One time David Boaz talked to us and mentioned that libertarians have won on mostly all political issues. I’m not talking about libertarians talking credit on it, but policy wise libertarians have waged huge drives in political issues. Look at gay rights, for example, libertarians were doing that way before the conversation started. Immigration, drug policy, all way before the conversation started. We’ve been waging way before, is just that we are not taking the credit. I think we’ve been wining little by little over time. 20 years ago, nobody wanted to legalize weed and now everybody is legalizing it.

Are there any important ideas (policy, philosophy, or something else) to which you subscribed for a long time, but now believe to be erroneous?

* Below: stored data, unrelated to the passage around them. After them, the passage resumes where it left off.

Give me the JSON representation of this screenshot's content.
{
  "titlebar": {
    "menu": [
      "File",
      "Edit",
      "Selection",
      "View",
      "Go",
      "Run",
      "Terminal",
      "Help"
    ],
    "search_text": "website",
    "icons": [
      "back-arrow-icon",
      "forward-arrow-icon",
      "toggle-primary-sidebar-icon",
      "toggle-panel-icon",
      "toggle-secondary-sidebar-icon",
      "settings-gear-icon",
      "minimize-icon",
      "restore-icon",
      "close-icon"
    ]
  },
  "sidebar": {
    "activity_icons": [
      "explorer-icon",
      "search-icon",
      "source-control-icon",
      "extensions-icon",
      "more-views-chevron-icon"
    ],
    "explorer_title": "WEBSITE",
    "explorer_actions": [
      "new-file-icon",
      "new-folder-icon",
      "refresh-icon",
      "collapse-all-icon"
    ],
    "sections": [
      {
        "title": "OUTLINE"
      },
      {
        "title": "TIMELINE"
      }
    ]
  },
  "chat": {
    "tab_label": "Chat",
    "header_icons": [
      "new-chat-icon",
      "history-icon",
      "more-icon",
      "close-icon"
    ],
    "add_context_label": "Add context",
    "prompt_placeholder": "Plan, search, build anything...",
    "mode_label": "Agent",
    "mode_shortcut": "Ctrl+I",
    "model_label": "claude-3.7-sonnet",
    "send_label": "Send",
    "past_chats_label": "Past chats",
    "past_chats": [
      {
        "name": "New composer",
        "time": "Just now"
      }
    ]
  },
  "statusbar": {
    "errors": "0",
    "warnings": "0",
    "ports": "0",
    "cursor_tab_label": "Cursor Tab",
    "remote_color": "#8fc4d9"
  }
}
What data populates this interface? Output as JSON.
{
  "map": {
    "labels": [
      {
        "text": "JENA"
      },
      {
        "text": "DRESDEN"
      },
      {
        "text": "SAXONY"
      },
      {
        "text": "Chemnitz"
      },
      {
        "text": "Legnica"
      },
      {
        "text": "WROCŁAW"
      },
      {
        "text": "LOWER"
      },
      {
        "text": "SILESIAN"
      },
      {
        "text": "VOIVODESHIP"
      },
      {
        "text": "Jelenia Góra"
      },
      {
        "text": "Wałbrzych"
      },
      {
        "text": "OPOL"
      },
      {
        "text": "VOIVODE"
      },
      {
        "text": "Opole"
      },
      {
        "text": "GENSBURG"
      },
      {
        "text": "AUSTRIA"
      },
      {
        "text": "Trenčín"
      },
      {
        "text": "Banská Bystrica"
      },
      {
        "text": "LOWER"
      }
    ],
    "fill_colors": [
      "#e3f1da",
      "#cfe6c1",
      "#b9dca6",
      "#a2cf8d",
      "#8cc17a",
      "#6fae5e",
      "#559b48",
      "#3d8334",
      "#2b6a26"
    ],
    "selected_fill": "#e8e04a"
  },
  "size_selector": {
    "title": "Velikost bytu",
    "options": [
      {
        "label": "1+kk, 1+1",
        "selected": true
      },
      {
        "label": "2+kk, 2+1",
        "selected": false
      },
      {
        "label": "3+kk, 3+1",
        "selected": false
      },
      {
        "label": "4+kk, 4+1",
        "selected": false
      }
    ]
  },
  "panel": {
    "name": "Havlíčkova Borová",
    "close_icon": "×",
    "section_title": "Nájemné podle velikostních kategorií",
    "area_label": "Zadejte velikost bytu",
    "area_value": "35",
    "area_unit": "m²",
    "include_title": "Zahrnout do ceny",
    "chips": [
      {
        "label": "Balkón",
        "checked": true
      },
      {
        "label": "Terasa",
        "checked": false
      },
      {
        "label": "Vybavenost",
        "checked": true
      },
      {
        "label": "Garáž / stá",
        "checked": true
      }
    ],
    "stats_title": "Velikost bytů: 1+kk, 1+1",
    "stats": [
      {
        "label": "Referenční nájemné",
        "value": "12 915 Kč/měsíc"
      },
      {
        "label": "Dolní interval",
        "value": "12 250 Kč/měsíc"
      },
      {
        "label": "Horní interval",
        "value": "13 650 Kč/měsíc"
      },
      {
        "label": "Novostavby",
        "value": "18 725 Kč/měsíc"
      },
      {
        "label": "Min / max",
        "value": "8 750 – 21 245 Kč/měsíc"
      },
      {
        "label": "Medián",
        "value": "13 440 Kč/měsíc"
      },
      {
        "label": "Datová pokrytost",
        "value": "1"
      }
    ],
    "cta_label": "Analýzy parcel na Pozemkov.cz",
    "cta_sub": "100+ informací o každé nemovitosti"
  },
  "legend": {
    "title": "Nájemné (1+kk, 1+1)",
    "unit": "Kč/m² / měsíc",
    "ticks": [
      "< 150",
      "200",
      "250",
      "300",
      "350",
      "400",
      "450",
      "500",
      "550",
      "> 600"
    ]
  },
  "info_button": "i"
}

I am a little more realist now. Living in Cuba has given me such a different perspective on different things. For example, maybe it is possible that we can have a health care system a bit more robust, not like Cuba, but that it is a bit more accessible to everyone. So libertarians are very against government takeover in health care but I think, you know, if there is going to be a government anyway and are using our taxes anyway, they could probably invest a little more on health care and education so it is accessible to everyone.

What makes you feel most optimistic about the future of liberty?

I think that libertarianism is the only thing that work, in my opinion. We see it with Cuba, Venezuela, North Korea, we see it is not working. I’ve always been optimistic about liberty because we live in our best times human being could ever be alive and it’s just getting better.

Being a human in the world, right now, I mean, we’ve won the lottery. I mean there is no plague right now, nobody is beheading anybody. In the global mass scale, it is the best moment to live in so I don’t think it’s going to get any worse. I don’t see anything getting reverse. Look at the world, I can talk to somebody in South Korea or Guatemala, in literally 2 second. That could have not been possible long time ago.

Anything else?

My working experience in Cuba had been life changing. I think every libertarian should come to a socialist country to understand why they are libertarian. It’s been very interesting to live in a country where people have the exact opposite views as you think, it’s been very humbling too.